Was mit den abgeschobenen Menschen nach dem Verlassen des Flugzeuges, mit dem sie abgeschoben wurden, passiert, interessiert die heutige Politik nicht – die Menschen werden aber in den wenigsten Fällen mit offenen Armen empfangen. Oft soll es vorkommen, dass den Abgeschobenen noch am Flughafen die rund 200 Euro, die ihnen der deutsche Staat großzügig als Startkapital in ein neues Leben mitgibt, von Gaunern abgenommen werden. Die Menschen haben Gründe, die Sie zwingen ihr Heimatland zu verlassen. Es ist naiv anzunehmen, sie täten diesen Schritt nur, um Deutschland als „Asylparasit“ zu schaden - wie es einige konservative Politiker behaupten.
Am schlimmsten trifft es – wie so oft – die Kinder. Denn Kinder die in Deutschland geboren wurden und deren Eltern nur „geduldet“ sind, werden ebenfalls abgeschoben. Dies wird mit fortschreitender Zeit zunehmend kritischer. Manche einst ausländische Familien sind schon seit zehn oder mehr Jahren in Deutschland geduldet.
Die Kinder beherrschen oft weder die Sprache des Landes ihrer Eltern und kennen fast nie die Kultur des Heimatlandes ihrer Ahnen – trotzdem werden sie mit ihren Eltern in ein für sie vollkommen fremdes Land abgeschoben. Diese Kinder und Jugendlichen leben in einer rechtlich zwar geregelten aber praktisch doch in einer Grau-Zone, da sie wegen ihrem ausländischen Pass nicht in Deutschland sein dürfen, aber das andere Land – das Heimatland ihrer Eltern – vollkommen fremd ist. Diese Absurdität kommt leider nicht selten vor. Bei der Abschiebung werden Kinder außerdem oft von ihren Eltern getrennt und auch Minderjährige werden in Abschiebehaft genommen.

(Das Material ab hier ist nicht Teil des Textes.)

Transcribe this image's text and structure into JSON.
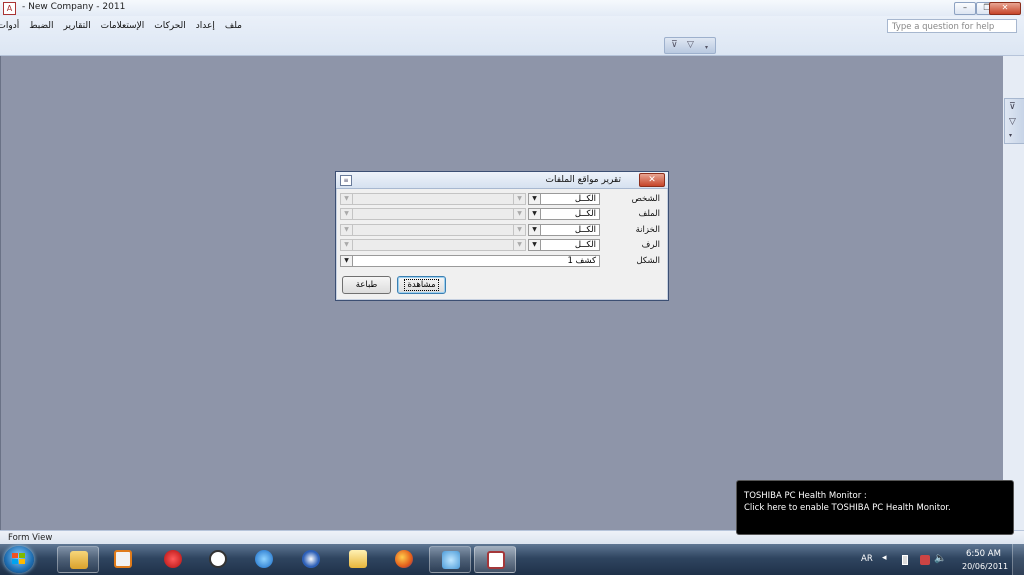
{
  "window": {
    "title": "- New Company - 2011",
    "min": "–",
    "restore": "❐",
    "close": "✕"
  },
  "menu": {
    "items": [
      "ملف",
      "إعداد",
      "الحركات",
      "الإستعلامات",
      "التقارير",
      "الضبط",
      "أدوات"
    ]
  },
  "help": {
    "placeholder": "Type a question for help"
  },
  "dialog": {
    "title": "تقرير مواقع الملفات",
    "close": "✕",
    "rows": [
      {
        "label": "الشخص",
        "value": "الكــل"
      },
      {
        "label": "الملف",
        "value": "الكــل"
      },
      {
        "label": "الخزانة",
        "value": "الكــل"
      },
      {
        "label": "الرف",
        "value": "الكــل"
      }
    ],
    "shape_label": "الشكل",
    "shape_value": "كشف 1",
    "view_button": "مشاهدة",
    "print_button": "طباعة"
  },
  "status": {
    "text": "Form View"
  },
  "balloon": {
    "line1": "TOSHIBA PC Health Monitor :",
    "line2": "Click here to enable TOSHIBA PC Health Monitor."
  },
  "tray": {
    "lang": "AR",
    "time": "6:50 AM",
    "date": "20/06/2011"
  }
}
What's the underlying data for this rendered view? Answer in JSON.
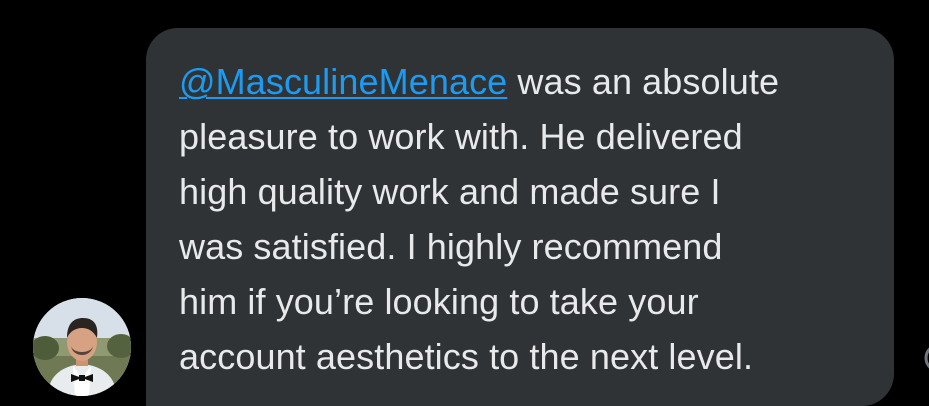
{
  "conversation": {
    "message": {
      "mention": "@MasculineMenace",
      "lines": [
        " was an absolute",
        "pleasure to work with. He delivered",
        "high quality work and made sure I",
        "was satisfied. I highly recommend",
        "him if you’re looking to take your",
        "account aesthetics to the next level."
      ]
    },
    "sender": {
      "avatar_icon": "profile-photo"
    },
    "edge_icon": "reaction-icon"
  },
  "colors": {
    "background": "#000000",
    "bubble": "#2f3336",
    "text": "#e7e9ea",
    "mention": "#1d9bf0"
  }
}
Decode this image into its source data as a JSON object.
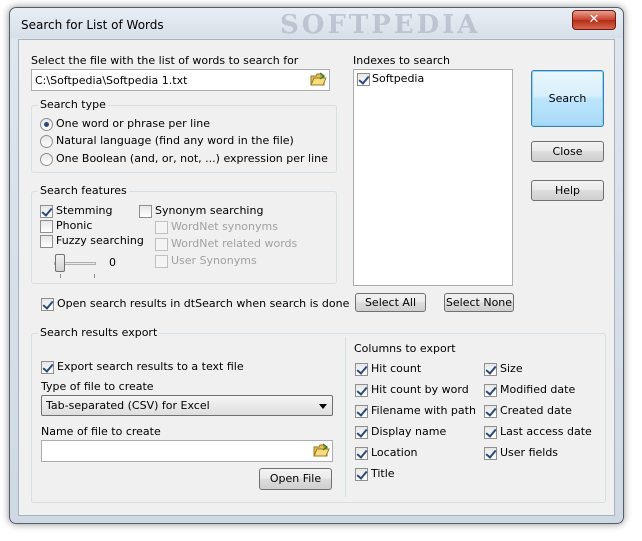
{
  "window": {
    "title": "Search for List of Words",
    "watermark": "SOFTPEDIA",
    "close_glyph": "✕"
  },
  "file": {
    "label": "Select the file with the list of words to search for",
    "value": "C:\\Softpedia\\Softpedia 1.txt",
    "browse_icon": "folder-open-icon"
  },
  "search_type": {
    "title": "Search type",
    "options": [
      {
        "label": "One word or phrase per line",
        "checked": true
      },
      {
        "label": "Natural language (find any word in the file)",
        "checked": false
      },
      {
        "label": "One Boolean (and, or, not, ...) expression per line",
        "checked": false
      }
    ]
  },
  "search_features": {
    "title": "Search features",
    "stemming": {
      "label": "Stemming",
      "checked": true
    },
    "phonic": {
      "label": "Phonic",
      "checked": false
    },
    "fuzzy": {
      "label": "Fuzzy searching",
      "checked": false
    },
    "fuzzy_value": "0",
    "synonym": {
      "label": "Synonym searching",
      "checked": false
    },
    "wordnet_synonyms": {
      "label": "WordNet synonyms",
      "checked": false,
      "enabled": false
    },
    "wordnet_related": {
      "label": "WordNet related words",
      "checked": false,
      "enabled": false
    },
    "user_synonyms": {
      "label": "User Synonyms",
      "checked": false,
      "enabled": false
    }
  },
  "open_results": {
    "label": "Open search results in dtSearch when search is done",
    "checked": true
  },
  "indexes": {
    "label": "Indexes to search",
    "items": [
      {
        "label": "Softpedia",
        "checked": true
      }
    ],
    "select_all": "Select All",
    "select_none": "Select None"
  },
  "buttons": {
    "search": "Search",
    "close": "Close",
    "help": "Help"
  },
  "export": {
    "title": "Search results export",
    "export_to_file": {
      "label": "Export search results to a text file",
      "checked": true
    },
    "type_label": "Type of file to create",
    "type_value": "Tab-separated (CSV) for Excel",
    "name_label": "Name of file to create",
    "name_value": "",
    "open_file": "Open File"
  },
  "columns": {
    "title": "Columns to export",
    "left": [
      {
        "label": "Hit count",
        "checked": true
      },
      {
        "label": "Hit count by word",
        "checked": true
      },
      {
        "label": "Filename with path",
        "checked": true
      },
      {
        "label": "Display name",
        "checked": true
      },
      {
        "label": "Location",
        "checked": true
      },
      {
        "label": "Title",
        "checked": true
      }
    ],
    "right": [
      {
        "label": "Size",
        "checked": true
      },
      {
        "label": "Modified date",
        "checked": true
      },
      {
        "label": "Created date",
        "checked": true
      },
      {
        "label": "Last access date",
        "checked": true
      },
      {
        "label": "User fields",
        "checked": true
      }
    ]
  }
}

Vor allem Kinder ausländischer Eltern, die nach Deutschland kommen oder hier geboren wurden, sind meist gut integriert. Der Ruf nach Integration ist zwar in den letzten Jahren laut geworden. Dabei wird jedoch vergessen, dass sich die meisten Flüchtlinge gar nicht integrieren sollen und es ihnen deshalb auch erschwert wird. Wer zu den 200.000 in Deutschland lebenden „geduldeten“ Flüchtlingen gehört, bekommt keine Arbeitserlaubnis. Arbeit ist aber zur Integration besonders wichtig.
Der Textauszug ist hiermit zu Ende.